In the exclosure plot, we observed a different pattern of functional diversity along the local crowdedness gradient, i.e., a shift from trait overdispersion to trait clustering (Fig. 3a), which suggests a gradual change in the relative importance of these different assembly processes. The mechanism for trait overdispersion is often interpreted as a consequence of niche partitioning that arises from limiting similarity (Chesson 2000), and in this study, more niches became available to more species as local crowdedness decreased. Niche partitioning promotes the coexistence of various species, thereby resulting in higher species diversity in less crowded localities (Fig. 4a). In terms of trait clustering, a few species became dominant while the majority of species decreased in abundance under fenced (Fig. 2) and crowded conditions, and this could have resulted from intense competition for light and nutrients (Berntson and Wayne 2000). These results suggest that weaker competitors had been excluded by competitively superior species, which led to trait clustering (Mayfield and Levine 2010), and the disappearance of weaker competitors could result in lower species diversity in more crowded localities (Fig. 4a).

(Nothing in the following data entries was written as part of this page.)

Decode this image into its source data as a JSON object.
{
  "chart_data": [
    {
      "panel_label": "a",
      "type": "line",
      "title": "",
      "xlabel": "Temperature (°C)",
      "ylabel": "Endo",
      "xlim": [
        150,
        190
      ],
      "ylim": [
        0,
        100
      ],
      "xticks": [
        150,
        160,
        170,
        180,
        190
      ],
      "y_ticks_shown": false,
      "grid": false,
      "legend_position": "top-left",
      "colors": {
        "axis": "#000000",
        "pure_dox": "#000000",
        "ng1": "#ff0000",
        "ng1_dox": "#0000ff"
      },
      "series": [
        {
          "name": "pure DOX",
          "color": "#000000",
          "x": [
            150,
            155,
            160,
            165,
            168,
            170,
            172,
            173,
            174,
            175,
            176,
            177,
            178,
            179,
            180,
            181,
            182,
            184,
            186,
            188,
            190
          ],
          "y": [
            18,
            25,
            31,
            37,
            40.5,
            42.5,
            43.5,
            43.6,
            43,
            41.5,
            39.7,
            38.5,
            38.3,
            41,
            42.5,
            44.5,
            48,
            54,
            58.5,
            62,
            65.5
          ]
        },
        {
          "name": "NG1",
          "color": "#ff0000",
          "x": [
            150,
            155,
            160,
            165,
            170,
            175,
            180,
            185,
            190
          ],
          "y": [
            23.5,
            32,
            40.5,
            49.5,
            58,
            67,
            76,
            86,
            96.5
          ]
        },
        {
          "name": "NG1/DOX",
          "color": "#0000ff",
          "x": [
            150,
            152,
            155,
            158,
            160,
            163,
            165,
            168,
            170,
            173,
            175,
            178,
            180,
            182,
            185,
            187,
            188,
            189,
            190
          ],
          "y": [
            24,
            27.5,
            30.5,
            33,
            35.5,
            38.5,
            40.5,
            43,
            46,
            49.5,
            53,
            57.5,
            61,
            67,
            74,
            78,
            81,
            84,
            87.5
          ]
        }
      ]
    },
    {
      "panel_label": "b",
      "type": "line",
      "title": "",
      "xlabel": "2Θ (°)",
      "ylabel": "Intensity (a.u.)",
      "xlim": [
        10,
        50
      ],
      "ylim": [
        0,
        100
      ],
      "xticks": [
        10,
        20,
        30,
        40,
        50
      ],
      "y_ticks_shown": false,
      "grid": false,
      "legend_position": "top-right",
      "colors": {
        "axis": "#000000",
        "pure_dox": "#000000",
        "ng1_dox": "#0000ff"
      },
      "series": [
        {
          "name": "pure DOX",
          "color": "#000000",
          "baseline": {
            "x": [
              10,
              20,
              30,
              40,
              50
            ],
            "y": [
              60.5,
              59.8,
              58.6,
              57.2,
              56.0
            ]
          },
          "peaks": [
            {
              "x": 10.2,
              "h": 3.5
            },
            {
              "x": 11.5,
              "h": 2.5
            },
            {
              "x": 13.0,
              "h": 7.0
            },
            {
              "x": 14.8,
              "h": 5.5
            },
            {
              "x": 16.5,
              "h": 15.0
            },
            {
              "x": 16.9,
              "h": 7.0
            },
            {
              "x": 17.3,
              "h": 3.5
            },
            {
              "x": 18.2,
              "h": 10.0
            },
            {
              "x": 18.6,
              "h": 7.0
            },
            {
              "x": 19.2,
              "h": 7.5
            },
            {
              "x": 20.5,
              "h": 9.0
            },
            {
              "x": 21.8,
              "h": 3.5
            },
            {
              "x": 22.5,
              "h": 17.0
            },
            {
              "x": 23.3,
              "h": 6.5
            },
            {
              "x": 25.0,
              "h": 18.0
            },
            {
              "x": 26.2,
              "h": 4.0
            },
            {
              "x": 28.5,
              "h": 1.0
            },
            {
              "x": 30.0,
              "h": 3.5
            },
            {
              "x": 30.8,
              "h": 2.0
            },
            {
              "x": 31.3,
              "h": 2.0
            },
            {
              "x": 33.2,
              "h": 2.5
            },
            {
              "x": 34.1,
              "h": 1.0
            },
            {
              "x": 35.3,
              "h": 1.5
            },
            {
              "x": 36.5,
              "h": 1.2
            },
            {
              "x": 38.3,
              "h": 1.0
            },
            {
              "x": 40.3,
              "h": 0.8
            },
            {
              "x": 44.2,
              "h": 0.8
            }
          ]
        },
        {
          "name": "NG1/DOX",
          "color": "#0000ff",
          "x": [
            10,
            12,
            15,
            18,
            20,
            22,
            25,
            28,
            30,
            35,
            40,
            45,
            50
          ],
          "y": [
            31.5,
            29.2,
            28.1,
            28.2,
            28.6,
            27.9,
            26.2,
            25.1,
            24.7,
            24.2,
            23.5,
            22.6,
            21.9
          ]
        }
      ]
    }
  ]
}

In the exclosure plot, only local crowdedness was correlated with the functional diversity patterns of each quadrat; thus, to further understand the mechanisms underlying the functional diversity gradient, we must determine which factors caused the differences in local crowdedness among the localities (i.e., quadrats). Unfortunately, our snapshot datasets did not provide a complete picture, but the monitoring data support our interpretation of the factors that caused the variability in local crowdedness among the localities. According to a report by the Forestry Agency of Japan (2014), the abundance of dominant species has sharply increased since the construction of the fence (Fig. S2), which suggests that crowded localities have continued to expand and that trait clustering is still ongoing.

Implications

Deer overabundance has been caused by human activities, and to mitigate its negative consequences, deer exclosure fences have been constructed around the world with the aim of conserving vegetation. Fences have been reported to be efficient at promoting the regeneration of trees in forests (Shimoda et al. 1994; Nomiya et al. 2003; Kumar et al. 2006), as well as conserving specific species (Fletcher et al. 2001; Tamura et al. 2005) and vegetation ground cover (Kurten and Carson 2015; Tamura 2015). From the perspective of ecosystem-based management, we envision that establishing fences is not an absolute solution, as the importance of considering natural processes has recently been recognized as essential for the conservation of biodiversity and the sustainability of forest ecosystems (Christensen et al. 1996; Lindenmayer and Franklin 2002; Mori 2011). While its impact is often of concern in some situations, deer herbivory is also an inherent process that promotes species coexistence and community assembly through the relaxation of competitive relationships among plant species, and this was reaffirmed by our study. However, our results cannot be generalized because of the lack of spatial and temporal replication, and we were also unable to account for the reproductive status of the individual plants in the community, which could have important consequences for biodiversity conservation. Nonetheless, our results indicate that establishing fences is important if deer herbivory is severely impacting the vegetation. However, to restore and conserve plant diversity, it may be necessary to control the intensity of herbivory by opening/closing the fences, rather than completely eradicating deer herbivory. Therefore, adaptive management and restoration grounded on a mechanistic understanding of ecosystem processes (Mori et al. 2016b) are needed to adequately manage the deer population and its impact on plant diversity.